US sues to block JetBlue from buying Spirit Airlines

- BY DAVID KOENIG

The Biden administra­tion sued on Tuesday to block JetBlue Airways’ $3.8 billion purchase of Spirit Airlines, saying the deal would reduce competitio­n and drive up air fares for consumers.

The Justice Department said the tie-up would especially hurt cost-conscious travelers who depend on Spirit to find cheaper options than they can find on JetBlue and other airlines.

Attorney General Merrick Garland was scheduled to hold a news conference to announce the lawsuit — a sign of the importance that the administra­tion places on stopping further consolidat­ion in the airline industry.

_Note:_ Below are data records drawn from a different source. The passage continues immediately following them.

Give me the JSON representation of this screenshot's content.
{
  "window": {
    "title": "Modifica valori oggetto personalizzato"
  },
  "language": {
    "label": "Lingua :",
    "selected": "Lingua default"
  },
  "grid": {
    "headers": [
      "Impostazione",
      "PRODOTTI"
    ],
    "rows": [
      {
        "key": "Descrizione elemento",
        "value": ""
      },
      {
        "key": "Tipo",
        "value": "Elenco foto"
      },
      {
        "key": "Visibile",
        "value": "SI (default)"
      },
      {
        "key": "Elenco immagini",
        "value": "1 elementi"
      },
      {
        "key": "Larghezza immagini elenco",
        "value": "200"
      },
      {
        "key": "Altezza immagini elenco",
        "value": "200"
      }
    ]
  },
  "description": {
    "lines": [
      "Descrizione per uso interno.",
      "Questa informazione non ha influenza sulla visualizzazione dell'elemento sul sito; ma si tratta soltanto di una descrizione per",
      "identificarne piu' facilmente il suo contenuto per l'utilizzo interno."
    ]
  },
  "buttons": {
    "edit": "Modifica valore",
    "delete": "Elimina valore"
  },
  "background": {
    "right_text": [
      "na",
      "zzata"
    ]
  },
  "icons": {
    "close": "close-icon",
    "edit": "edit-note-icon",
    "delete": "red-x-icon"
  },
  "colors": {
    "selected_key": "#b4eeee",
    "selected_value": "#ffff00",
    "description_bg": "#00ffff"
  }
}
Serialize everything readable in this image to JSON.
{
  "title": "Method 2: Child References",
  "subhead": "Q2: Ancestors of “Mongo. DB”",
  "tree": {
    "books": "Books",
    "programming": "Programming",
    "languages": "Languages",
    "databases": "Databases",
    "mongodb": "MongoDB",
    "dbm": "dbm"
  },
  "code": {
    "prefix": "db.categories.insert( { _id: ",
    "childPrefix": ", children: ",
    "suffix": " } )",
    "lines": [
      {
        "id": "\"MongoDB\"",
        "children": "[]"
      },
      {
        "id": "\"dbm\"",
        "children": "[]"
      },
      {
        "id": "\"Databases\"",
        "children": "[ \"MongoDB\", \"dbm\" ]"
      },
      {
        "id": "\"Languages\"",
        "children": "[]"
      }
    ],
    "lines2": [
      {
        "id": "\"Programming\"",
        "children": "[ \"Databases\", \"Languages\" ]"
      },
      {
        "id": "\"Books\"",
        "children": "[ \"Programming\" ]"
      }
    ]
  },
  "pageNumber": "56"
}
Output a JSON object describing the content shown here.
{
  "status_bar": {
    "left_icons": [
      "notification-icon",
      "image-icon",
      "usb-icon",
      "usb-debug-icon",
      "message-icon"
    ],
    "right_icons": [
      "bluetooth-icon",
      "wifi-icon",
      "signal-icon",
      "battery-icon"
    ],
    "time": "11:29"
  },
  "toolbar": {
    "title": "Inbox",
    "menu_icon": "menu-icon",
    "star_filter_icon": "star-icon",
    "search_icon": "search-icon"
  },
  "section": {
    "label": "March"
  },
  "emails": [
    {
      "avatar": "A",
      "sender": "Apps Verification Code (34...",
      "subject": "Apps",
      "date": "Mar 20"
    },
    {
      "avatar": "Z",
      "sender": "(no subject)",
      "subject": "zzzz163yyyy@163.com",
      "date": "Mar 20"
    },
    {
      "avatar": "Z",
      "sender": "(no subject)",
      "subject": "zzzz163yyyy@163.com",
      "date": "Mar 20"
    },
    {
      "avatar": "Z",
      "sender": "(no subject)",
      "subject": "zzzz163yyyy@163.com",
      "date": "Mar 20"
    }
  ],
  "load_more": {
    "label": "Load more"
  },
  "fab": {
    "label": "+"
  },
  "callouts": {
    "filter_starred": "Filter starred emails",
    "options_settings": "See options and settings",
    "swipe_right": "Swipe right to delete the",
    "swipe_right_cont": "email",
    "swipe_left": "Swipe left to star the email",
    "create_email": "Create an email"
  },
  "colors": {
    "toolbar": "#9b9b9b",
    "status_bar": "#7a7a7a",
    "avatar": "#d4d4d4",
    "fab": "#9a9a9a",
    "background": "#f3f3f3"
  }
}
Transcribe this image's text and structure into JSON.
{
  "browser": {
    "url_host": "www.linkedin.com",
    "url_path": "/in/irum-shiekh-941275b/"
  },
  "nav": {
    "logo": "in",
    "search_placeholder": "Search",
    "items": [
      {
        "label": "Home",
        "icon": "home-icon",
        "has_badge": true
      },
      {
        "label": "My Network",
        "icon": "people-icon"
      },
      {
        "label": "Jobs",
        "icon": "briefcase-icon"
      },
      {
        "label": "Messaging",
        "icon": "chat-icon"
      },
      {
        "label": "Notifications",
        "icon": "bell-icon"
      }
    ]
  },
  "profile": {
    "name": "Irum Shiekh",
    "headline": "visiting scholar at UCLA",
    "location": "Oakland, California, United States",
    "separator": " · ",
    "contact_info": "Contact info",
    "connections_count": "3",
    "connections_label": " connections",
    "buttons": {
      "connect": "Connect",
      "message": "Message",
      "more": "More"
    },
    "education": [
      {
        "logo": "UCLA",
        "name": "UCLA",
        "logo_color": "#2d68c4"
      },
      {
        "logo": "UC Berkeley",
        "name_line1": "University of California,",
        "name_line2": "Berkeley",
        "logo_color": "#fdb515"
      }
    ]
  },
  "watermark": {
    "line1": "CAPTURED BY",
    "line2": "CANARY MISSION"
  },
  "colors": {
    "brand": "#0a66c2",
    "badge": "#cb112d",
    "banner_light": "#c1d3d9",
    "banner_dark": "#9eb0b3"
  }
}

JetBlue and Spirit have anticipate­d the government challenge for weeks. The government had previously requested additional documents and deposition­s about JetBlue’s proposal to buy Spirit, the nation’s biggest budget airline. Negotiatio­ns over a possible settlement failed.

The Justice Department said in the lawsuit, filed in federal district court in Boston, that the deal would end direct competitio­n between JetBlue and Spirit and eliminate Spirit, the nation’s biggest “ultralow-cost carrier.”

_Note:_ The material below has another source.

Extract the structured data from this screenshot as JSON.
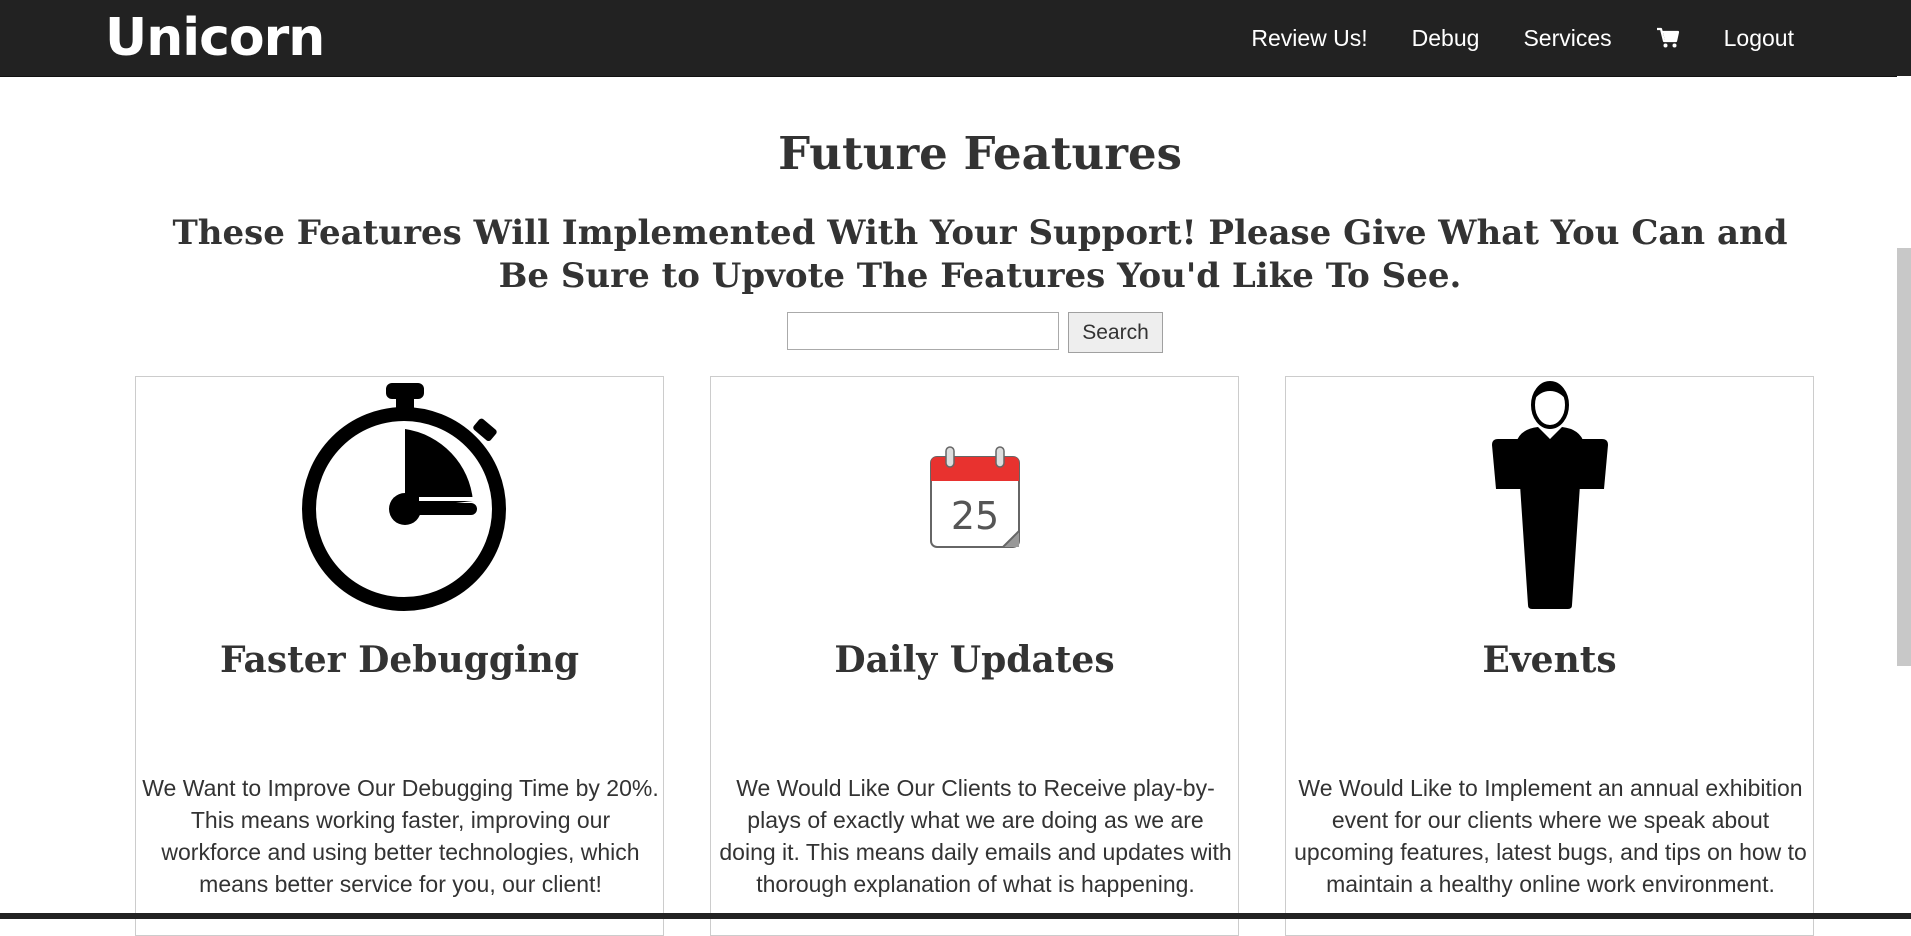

“If the acquisitio­n is approved, JetBlue plans to abandon Spirit’s business model, remove seats from Spirit’s planes, and charge Spirit’s customers higher prices,” the department lawyers wrote. “JetBlue’s plan would eliminate the unique competitio­n that Spirit provides — and about half of all ultralow-cost airline seats in the industry — and leave tens of millions of travelers to face higher fares and fewer options.”

As signals grew that the government would challenge the tie-up, JetBlue CEO Robin Hayes and other company executives launched a pre-emptive campaign to make their argument that the deal would help consumers by creating a stronger competitor to the four carriers that control about 80% of the domestic air-travel market.

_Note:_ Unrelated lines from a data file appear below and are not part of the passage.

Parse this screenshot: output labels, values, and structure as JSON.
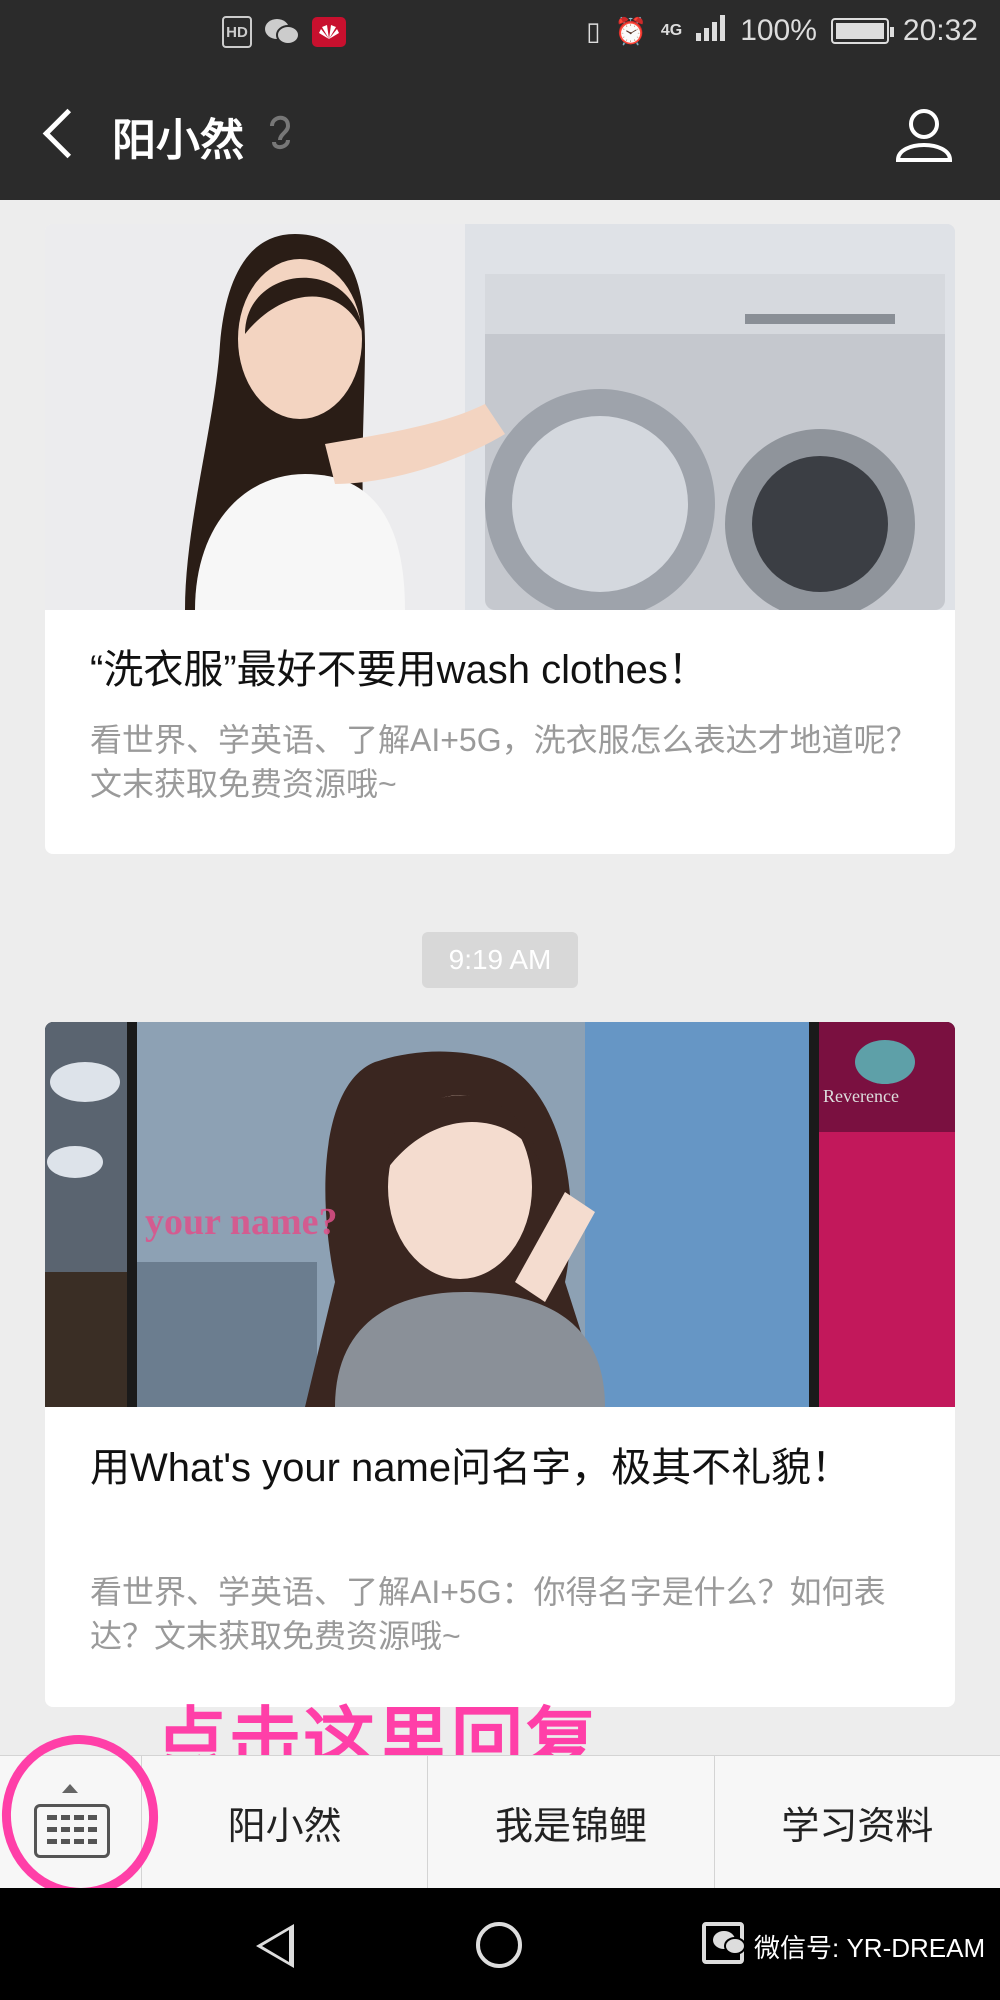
{
  "status_bar": {
    "left_icons": [
      "hd-icon",
      "wechat-icon",
      "huawei-icon"
    ],
    "hd_label": "HD",
    "network": "4G",
    "battery": "100%",
    "time": "20:32"
  },
  "header": {
    "title": "阳小然",
    "back_icon": "chevron-left-icon",
    "ear_icon": "ear-icon",
    "profile_icon": "person-icon"
  },
  "articles": [
    {
      "image": "woman-leaning-on-washing-machine",
      "title": "“洗衣服”最好不要用wash clothes！",
      "description": "看世界、学英语、了解AI+5G，洗衣服怎么表达才地道呢？文末获取免费资源哦~"
    },
    {
      "image": "woman-portrait-with-your-name-text",
      "overlay_text": "your name?",
      "side_text": "Reverence",
      "title": "用What's your name问名字，极其不礼貌！",
      "description": "看世界、学英语、了解AI+5G：你得名字是什么？如何表达？文末获取免费资源哦~"
    }
  ],
  "timestamp": "9:19 AM",
  "annotation": "点击这里回复",
  "menu": {
    "keyboard_icon": "keyboard-icon",
    "items": [
      "阳小然",
      "我是锦鲤",
      "学习资料"
    ]
  },
  "system_nav": {
    "watermark": "微信号: YR-DREAM"
  },
  "colors": {
    "header_bg": "#2b2b2b",
    "annotation": "#ff3fa8",
    "chat_bg": "#ededed"
  }
}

Hayes said Tuesday that he was disappoint­ed but not surprised at the lawsuit.

“We said when we got the offer approved by the Spirit shareholde­rs last year that we didn’t think we would close until the first half of 2024, expecting a trial,” he said on “CBS Mornings.”

The Justice Department was under pressure from Democratic lawmakers and consumer advocates who have complained about a wave of earlier mergers that regulators approved, and which left fewer airlines controllin­g a greater share of the market. The administra­tion’s concern about airline-industry consolidat­ion was on display in 2021 when the Justice Department sued to kill a limited partnershi­p between JetBlue and American Airlines in the Northeast.

JetBlue held on to hope that the administra­tion would come around to its argument that the combinatio­n with Spirit would be far smaller than other deals and would help consumers by putting pressure on the bigger airlines.

JetBlue and Spirit together would control a little over 9% of the domestic air-travel market, far smaller than American, Delta, United and Southwest. JetBlue executives repeatedly said their deal was not like Pepsi buying CocaCola — a line that Hayes repeated Tuesday.